Séance de dédicaces en marge du rallye de Grande-Bretagne, le 5 octobre. / HYUNDAI
S’il se déclare « fier de porter haut les couleurs de [son] pays », son rapport à la notoriété reste complexe. Il cherche donc la bonne distance entre froideur et excès de familiarité, tout en « gardant une part de mystère ». Tout juste consent-il à préciser que son père était chauffeur de camion, sa mère employée « dans des bureaux », que son frère a préféré ne pas poursuivre en rallye pour s’occuper de leur « affaire » commune et qu’il a un demi-frère de « 12 ou 14 ans ».

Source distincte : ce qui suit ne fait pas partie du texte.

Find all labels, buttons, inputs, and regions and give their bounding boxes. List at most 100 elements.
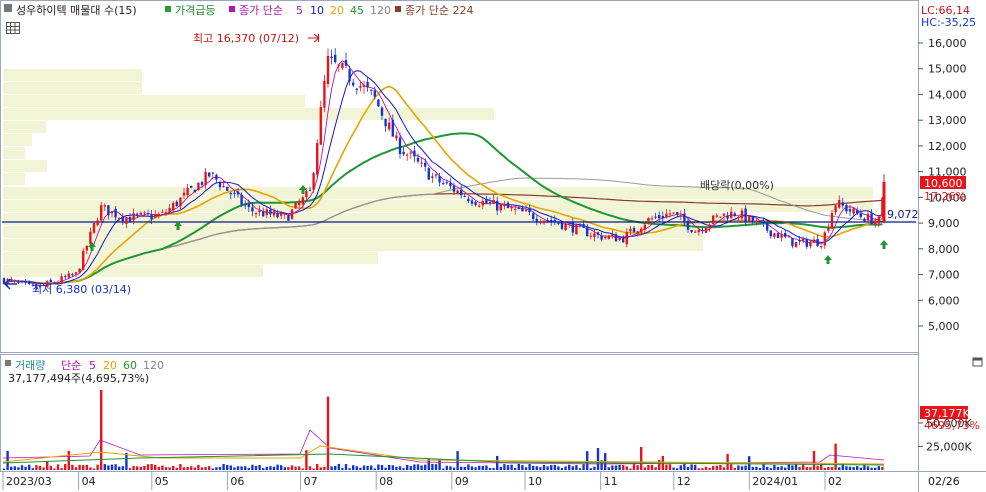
volume-legend-ma20[interactable]: 20 [103, 359, 117, 372]
candle-body [733, 213, 736, 216]
volume-legend-prefix[interactable]: 단순 [61, 359, 81, 372]
candle-body [550, 219, 553, 222]
volume-bar [791, 465, 794, 470]
candle-body [226, 186, 229, 191]
volume-legend-ma60[interactable]: 60 [123, 359, 137, 372]
candle-body [49, 279, 52, 282]
volume-bar [316, 463, 319, 470]
volume-bar [499, 466, 502, 470]
candle-body [373, 90, 376, 97]
volume-bar [409, 466, 412, 470]
volume-bar [784, 467, 787, 470]
candle-body [762, 221, 765, 224]
candle-body [827, 227, 830, 231]
candle-body [244, 203, 247, 206]
volume-bar [24, 466, 27, 470]
price-panel-maximize-button[interactable] [972, 357, 983, 367]
volume-bar [82, 465, 85, 470]
volume-legend-ma5[interactable]: 5 [89, 359, 96, 372]
candle-body [107, 205, 110, 216]
candle-body [193, 189, 196, 193]
candle-body [114, 208, 117, 218]
volume-bar [719, 464, 722, 470]
volume-bar [355, 466, 358, 470]
date-tick-label: 07 [304, 475, 318, 488]
volume-bar [773, 465, 776, 470]
volume-bar [384, 467, 387, 470]
volume-bar [668, 464, 672, 470]
legend-ma120[interactable]: 120 [370, 4, 391, 17]
date-tick-label: 11 [604, 475, 618, 488]
candle-body [697, 229, 700, 233]
volume-bar [654, 467, 657, 470]
volume-bar [686, 466, 690, 470]
legend-ma10[interactable]: 10 [310, 4, 324, 17]
volume-bar [110, 464, 114, 470]
volume-bar [344, 464, 348, 470]
candle-body [542, 220, 546, 224]
legend-title[interactable]: 성우하이텍 매물대 수(15) [16, 3, 137, 17]
candle-body [575, 224, 578, 235]
volume-bar [485, 465, 488, 470]
volume-legend-ma120[interactable]: 120 [143, 359, 164, 372]
candle-body [668, 213, 672, 215]
candle-body [758, 220, 762, 223]
candle-body [427, 168, 430, 180]
candle-body [607, 235, 610, 239]
volume-legend-icon [5, 360, 11, 366]
volume-bar [823, 467, 826, 470]
legend-item3[interactable]: 종가 단순 224 [405, 4, 473, 17]
legend-ma5[interactable]: 5 [296, 4, 303, 17]
volume-bar [251, 464, 254, 470]
legend-item2-prefix[interactable]: 종가 단순 [239, 4, 283, 17]
date-tick-label: 08 [379, 475, 393, 488]
candle-body [13, 280, 16, 282]
volume-bar [629, 468, 632, 470]
volume-bar [658, 460, 661, 470]
candle-body [416, 157, 420, 162]
volume-bar [805, 467, 808, 470]
legend-ma20[interactable]: 20 [330, 4, 344, 17]
volume-bar [262, 468, 265, 470]
volume-legend-label[interactable]: 거래량 [15, 359, 45, 372]
legend-item1[interactable]: 가격급등 [175, 4, 215, 17]
candle-body [229, 192, 232, 195]
candle-body [877, 216, 880, 224]
candle-body [553, 220, 556, 223]
candle-body [611, 234, 614, 237]
volume-bar [546, 466, 549, 470]
volume-bar [244, 466, 247, 470]
candle-body [92, 222, 96, 233]
volume-bar [204, 466, 207, 470]
table-view-icon[interactable] [6, 22, 20, 34]
volume-bar [132, 465, 135, 470]
volume-bar [431, 463, 434, 470]
volume-bar [712, 466, 715, 470]
volume-bar [373, 468, 376, 470]
volume-bar [467, 464, 470, 470]
candle-body [67, 273, 70, 278]
volume-bar [229, 465, 232, 470]
legend-ma45[interactable]: 45 [350, 4, 364, 17]
candle-body [78, 268, 81, 273]
candle-body [402, 151, 405, 155]
candle-body [564, 223, 567, 231]
candle-body [28, 281, 31, 285]
volume-bar [434, 464, 438, 470]
volume-bar [478, 465, 481, 470]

Il vient en outre d’obtenir son brevet de pilote d’hélicoptère, une passion qu’il partage avec Sébastien Loeb. Thierry Neuville roulerait-il sur les traces du nonuple champion du monde alsacien ? Il balaie d’une pirouette : « “Thierry, tu as toujours eu tout ce que tu voulais”, m’a toujours dit ma mère. Là, il ne me manque que le titre de champion du monde. » Ce week-end, en Espagne, il aura peut-être l’occasion de ne pas la désavouer.